AN1: This is something that crossed my mind after Kill Ari. Jenny seemed more in place at the funeral than a director who hadn't met the agent would be. So maybe she and Kate had met before. I figure this is somewhere after Kate joined the Secret Service and before Jenny and Gibbs ran off to Europe on undercover ops, though I will readily admit to not doing any research about the characters' ages and possible time line overlaps.

AN2: This is rambling and unbeta'd. It's 3am, please forgive me.


199?

This was turning out to be a long night. Kate Todd hadn't really wanted to go out to some random Georgetown bar, but she wasn't about to pass on a night out with her coworkers. New to the Secret Service, Kate was eager to pick up any useful information – advice, gossip, anything that could further her career. If she was going to make the Presidential detail, she needed every advantage she could get. But after 30 minutes of watching her colleagues get smashed on a Thursday night, she'd had enough. Kate wandered over to the bar for a drink of her own.

"FBI?"

Kate turned her head in the direction of the question and saw a red-head sitting on a bar stool with her legs crossed, sipping a martini. She was wearing business skirt, casual blouse, and knee high boots with classy but obscenely high heels. The woman cocked her head, waiting for a reply.

"No," Kate answered, hesitantly. "Why do you ask?"

"You're carrying."

Kate reached for the small of her back where she had holstered her small personal firearm when she left the office and gave the woman a shocked look.

"And you're wearing a suit." Jenny smirked and held out a hand. "Jenny Shepard, NCIS."

Kate shook Jenny's hand. "Kate Todd, Secret Service."

"You're new." Kate gave Jenny a 'how the hell do you know all of this' look.

"I introduce myself as an NCIS agent and I don't get any comments about being one of the 'cowboys.'" The way Jenny made air quotes around 'cowboys' made Kate smile. "Plus you are obviously uncomfortable in this environment, yet you are subjecting yourself to it. Classic probie career move, always looking to move up the ladder so quickly. And you weren't able to hide that you were carrying. Another probie-ism.

"Don't rush it, by the way. Enjoy your probie-ness while you can. It turns out it can get worse when you're no longer a probie. You're all alone in the office, with no fellow probies to support you. Of course, there's the perk of having your own probie to boss around. I mean teach. Your own probie to teach."

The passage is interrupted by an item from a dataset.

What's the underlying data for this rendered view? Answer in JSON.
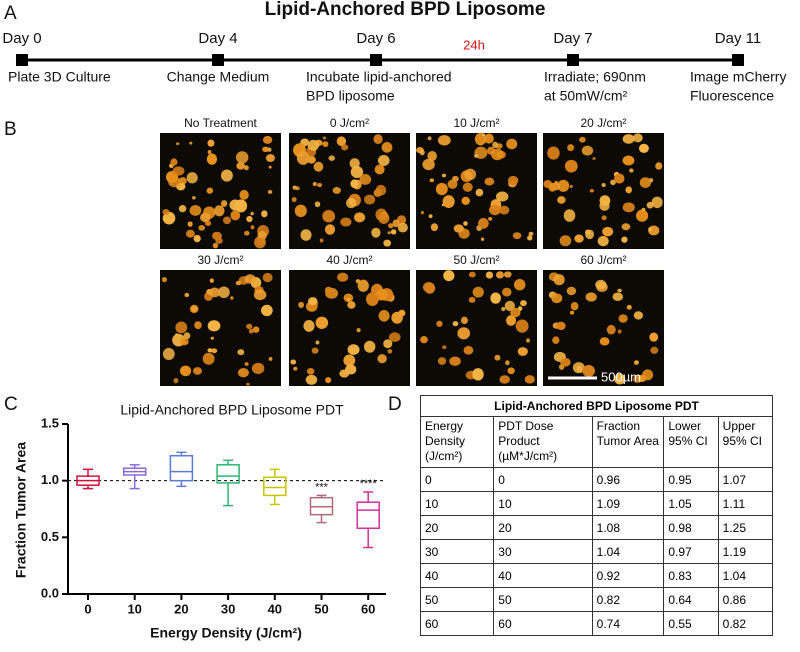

This wasn't Jenny's first martini, Kate assessed, but she wasn't drunk. Kate caught the dig about her gun and fired back defensively, "And you're telling me you can carry without a federal agent being able to tell."

"Am I carrying now?" Jenny challenged.

Kate looked over the blouse tucked into Jenny's skirt. No place for a gun at her shoulder or waste. She glanced over the boots. Too tight around the leg and ankle for a gun, she decided. "No."

"And you would be wrong, Secret Service probie."

"Whe…"

"You'll get used to strapping under a skirt eventually," Jenny answered before Kate could finish the question. "Those boots you decided couldn't fit a gun, however, do fit a knife."

Jenny slid the handle of her blade out from her left boot and laughed at Kate's shocked look. "A consequence of working for my current boss. As is my current alcohol consumption. So, are you as uptight as the rest of the suits over at the Secret Service?"

Kate thought for a moment at the out of the blue question. "I've had my fun, but not with coworkers. I like to walk into the office with my self-respect. I have to say, I've already lost respect for several of those guys tonight."

"I'm not a coworker and I'm feeling a bit reckless. Feel like having some fun for a night?" Jenny looked over at Kate with a wicked gleam in her eyes.

Kate looked more worried. "What is your idea of fun?"

"We could break into my boss's house, drink his bourbon, and burn his boat." Jenny smiled at the thought. "Or bribe the girl at the coffee shop to screw with his coffee in the morning. Or get really stinking drunk, outside of the presence of coworkers, and exchange embarrassing federal agent stories that could potentially damage other people's careers, namely, my boss's, though he seems to have some sort of immunity to damage to his reputation."

"What exactly did your boss do to prompt this?" Kate asked.

"He has really blue eyes," Jenny stated as if it were the most obvious thing in the world.


2003

Kate knew she was in for it when NCIS got involved on Air Force One. And she knew with one look at Gibbs that his were the blue eyes.